大衆的な娯楽の多くは、時代の空気に呼応する。それを浴び続けることで、時代に合った人間が出来上がる。当然、それに反発する人間もいるが、反発するということも、その価値観の影響下にあることと同じだ。
時代に抗うためには「読書」という、時代を超越した思想を取り入れる行為が、有効なのかもしれない。しかし、長年労働者として生きてきた今、その思想は、遠き日の憧れのような虚しさを覚える。
それでも「仕事を一生懸命やることが正しい」という価値観が、自分発ではないと分かったことは、大きな思考の転換につながった。

本書では、難しい問題も扱っている。エリート階級と非エリート階級という問題だ。
「お金をもらって、生活できることに感謝しなくてはいけない」という圧倒的な正しさをどう考えるか。よく引き合いに出される「アフリカの子どもたち」を前に、「本が読めない」ことは、贅沢な悩みと捉えられてしまう。「生活できない」という悩みを前に、哲学者の苦悩は小さなものとされてしまう。しかし「生活できない」ものを生んでいるのは、多くの場合「本を読める」ものたちが、苦悩しないせいだ。生活者の視点が哲学者を拒み、結果的に生活者自身を苦しめるという事象は、繰り返し起きている。

エリート階級と非エリート階級という名称から、上下の関係が漂うが、階級的分断ではなく、思想的分断が大きな問題なのだろう。生まれた家に、本や音楽がたくさんあり、文化に触れる機会を多く与えられてきたものと、そうではないもの。その違いによる価値観の違いが、予想以上に大きいものだと知った。
この壁を曖昧にする唯一の方法が「読書」なのだろう。
最近の大学受験において「読解力」が強く求められている。しかし、これは、エリート階級から世界と戦うための超エリートを選抜するテストに見える。

友達との本の貸し借りや、図書館や図書室という公共空間に存在感があった過去に比べて、スマートフォンの先に広がる自分の興味に閉じ込められた世界は、本書が言うところの「ノイズ」が入り込む余地が少ない。生まれた環境に沿った形で、お金をなるべく使うように純粋培養される流れができている。
ただし、エリート階級が幸せで、非エリート階級が不幸という単純な図式ではない。長くなりそうなので、今は「学級委員が幸せに見えたか」という言及にとどめておく。
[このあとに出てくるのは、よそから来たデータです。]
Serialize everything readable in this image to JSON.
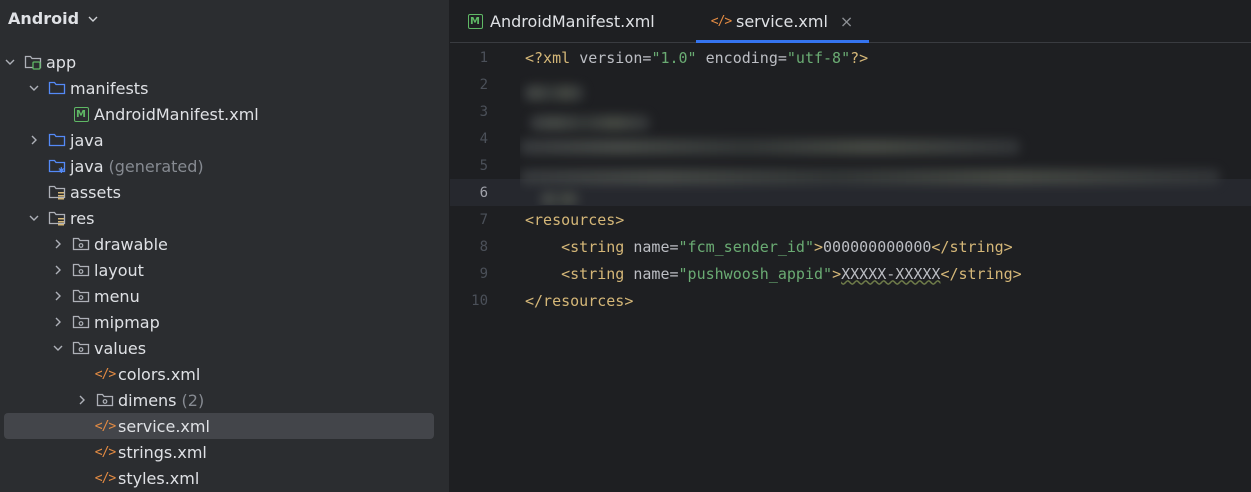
{
  "project_panel": {
    "title": "Android",
    "tree": [
      {
        "label": "app",
        "suffix": "",
        "arrow": "down",
        "icon": "module-folder-icon"
      },
      {
        "label": "manifests",
        "suffix": "",
        "arrow": "down",
        "icon": "folder-icon"
      },
      {
        "label": "AndroidManifest.xml",
        "suffix": "",
        "arrow": "none",
        "icon": "manifest-file-icon"
      },
      {
        "label": "java",
        "suffix": "",
        "arrow": "right",
        "icon": "folder-icon"
      },
      {
        "label": "java",
        "suffix": "(generated)",
        "arrow": "none",
        "icon": "generated-folder-icon"
      },
      {
        "label": "assets",
        "suffix": "",
        "arrow": "none",
        "icon": "resource-folder-icon"
      },
      {
        "label": "res",
        "suffix": "",
        "arrow": "down",
        "icon": "resource-folder-icon"
      },
      {
        "label": "drawable",
        "suffix": "",
        "arrow": "right",
        "icon": "package-folder-icon"
      },
      {
        "label": "layout",
        "suffix": "",
        "arrow": "right",
        "icon": "package-folder-icon"
      },
      {
        "label": "menu",
        "suffix": "",
        "arrow": "right",
        "icon": "package-folder-icon"
      },
      {
        "label": "mipmap",
        "suffix": "",
        "arrow": "right",
        "icon": "package-folder-icon"
      },
      {
        "label": "values",
        "suffix": "",
        "arrow": "down",
        "icon": "package-folder-icon"
      },
      {
        "label": "colors.xml",
        "suffix": "",
        "arrow": "none",
        "icon": "xml-file-icon"
      },
      {
        "label": "dimens",
        "suffix": "(2)",
        "arrow": "right",
        "icon": "package-folder-icon"
      },
      {
        "label": "service.xml",
        "suffix": "",
        "arrow": "none",
        "icon": "xml-file-icon",
        "selected": true
      },
      {
        "label": "strings.xml",
        "suffix": "",
        "arrow": "none",
        "icon": "xml-file-icon"
      },
      {
        "label": "styles.xml",
        "suffix": "",
        "arrow": "none",
        "icon": "xml-file-icon"
      }
    ]
  },
  "editor": {
    "tabs": [
      {
        "label": "AndroidManifest.xml",
        "icon": "manifest-file-icon",
        "active": false
      },
      {
        "label": "service.xml",
        "icon": "xml-file-icon",
        "active": true,
        "close": "×"
      }
    ],
    "line_numbers": [
      "1",
      "2",
      "3",
      "4",
      "5",
      "6",
      "7",
      "8",
      "9",
      "10"
    ],
    "current_line": "6",
    "code": {
      "line1": {
        "open": "<?xml ",
        "attr1": "version=",
        "val1": "\"1.0\"",
        "attr2": " encoding=",
        "val2": "\"utf-8\"",
        "close": "?>"
      },
      "line7": {
        "tag": "<resources>"
      },
      "line8": {
        "indent": "    ",
        "open": "<string ",
        "attr": "name=",
        "val": "\"fcm_sender_id\"",
        "gt": ">",
        "text": "000000000000",
        "close": "</string>"
      },
      "line9": {
        "indent": "    ",
        "open": "<string ",
        "attr": "name=",
        "val": "\"pushwoosh_appid\"",
        "gt": ">",
        "text": "XXXXX-XXXXX",
        "close": "</string>"
      },
      "line10": {
        "tag": "</resources>"
      }
    }
  },
  "colors": {
    "background": "#1e1f22",
    "panel": "#2b2d30",
    "selection": "#43454a",
    "accent": "#3574f0",
    "xml_tag": "#d5b778",
    "xml_value": "#6aab73",
    "xml_icon": "#e38b43",
    "manifest_icon": "#5fb865",
    "folder_icon": "#548af7"
  }
}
「花束みたいな…」の麦は、時間術のような空気をまとったタイトルの新書である本書を手にとって、学生感覚を取り戻すかもしれない。もしくは、あとがきだけを読んで、何も感じないかもしれない。自分は前者だった。最近は読書量が減っていたが、偶然の読書でプレゼントのような本に出会った。実用書だと思って読み始めて、「無用の用」を思い出した。

「全身全霊で働くことをやめる」という本書の提案は難しい。「同僚に迷惑がかかる」というムラ社会的思想が理由だ。それでも、無理をしそうになると、この言葉がよぎるようになった。せめて、職場を離れた時間で仕事を考えず、趣味に生きると決意したあの頃の気持ちを、もう一度奮い立たせている。そして、ノイズにあふれている書店や、街をぶらつくようになった。健康で文化的な生活を取り戻す、良いきっかけになった。